The masses of the workers, the soldiers of the garrison, stirred restlessly, sending their delegations to Smolny, to the Conference for Formation of the New Government, where the break in the ranks of the Bolsheviki caused the liveliest joy.

But the answer of the Leninites was swift and ruthless. Shliapnikov and Teodorovitch submitted to party discipline and returned to their posts. Kameniev was stripped of his powers as president of the Tsay-ee-kah, and Sverdlov elected in his place. Zinoviev was deposed as president of the Petrograd Soviet. On the morning of the 5th, Pravda contained a ferocious proclamation to the people of Russia, written by Lenin, which was printed in hundreds of thousands of copies, posted on the walls everywhere, and distributed over the face of Russia.

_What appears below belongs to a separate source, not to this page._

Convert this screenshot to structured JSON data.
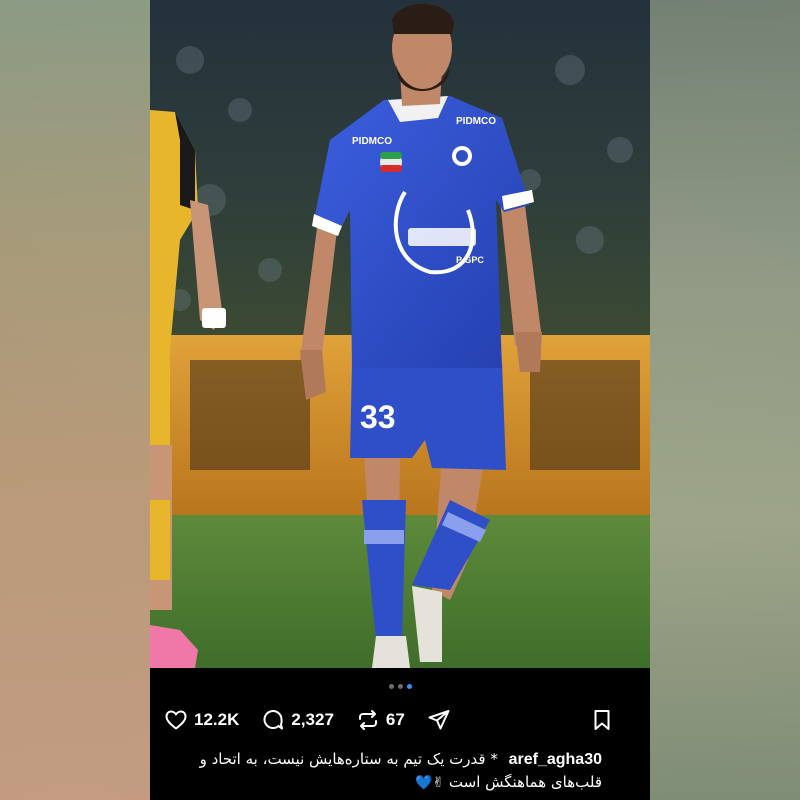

The second All-Russian Congress of Soviets gave the majority to the Bolshevik party. Only a Government formed by this party can therefore be a Soviet Government. And it is known to all that the Central Committee of the Bolshevik party, a few hours before the formation of the new Government and before proposing the list of its members to the All-Russian Congress of Soviets, invited to its meeting three of the most eminent members of the Left Socialist Revolutionary group, comrades Kamkov, Spiro and Karelin, and ASKED THEM to participate in the new Government. We regret infinitely that the invited comrades refused; we consider their refusal inadmissible for revolutionists and champions of the working-class; we are willing at any time to include the Left Socialist Revolutionaries in the Government; but we declare that, as the party of the majority at the second All-Russian Congress of Soviets, we are entitled and BOUND before the people to form a Government….

… Comrades! Several members of the Central Committee of our party and the Council of People’s Commissars, Kameniev, Zinoviev, Nogin, Rykov, Miliutin and a few others left yesterday, November 17th, the Central Committee of our party, and the last three, the Council of People’s Commissars….

The comrades who left us acted like deserters, because they not only abandoned the posts entrusted to them, but also disobeyed the direct instructions of the Central Committee of our party, to the effect that they should await the decisions of the Petrograd and Moscow party organisations before retiring. We blame decisively such desertion. We are firmly convinced that all conscious workers, soldiers and peasants, belonging to our party or sympathising with it, will also disapprove of the behaviour of the deserters….

Remember, comrades, that two of these deserters, Kameniev and Zinoviev, even before the uprising in Petrograd, appeared as deserters and strike-breakers, by voting at the decisive meeting of the Central Committee, October 23d, 1917, against the insurrection; and even AFTER the resolution passed by the Central Committee, they continued their campaign at a meeting of the party workers…. But the great impulse of the masses, the great heroism of millions of workers, soldiers and peasants, in Moscow, Petrograd, at the front, in the trenches, in the villages, pushed aside the deserters as a railway train scatters saw-dust….

Shame upon those who are of little faith, hesitate, who doubt, who allow themselves to be frightened by the bourgeoisie, or who succumb before the cries of the latter’s direct or indirect accomplices! There is NOT A SHADOW of hesitation in the MASSES of Petrograd, Moscow, and the rest of Russia….

… We shall not submit to any ultimatums from small groups of intellectuals which are not followed by the masses, which are PRACTICALLY only supported by Kornilovists, Savinkovists, yunkers, and so forth….

The response from the whole country was like a blast of hot storm. The insurgents never got a chance to “say openly their opinion to the masses of workers and soldiers.” Upon the Tsay-ee-kah rolled in like breakers the fierce popular condemnation of the “deserters.” For days Smolny was thronged with angry delegations and committees, from the front, from the Volga, from the Petrograd factories. “Why did they dare leave the Government? Were they paid by the bourgeoisie to destroy the Revolution? They must return and submit to the decisions of the Central Committee!”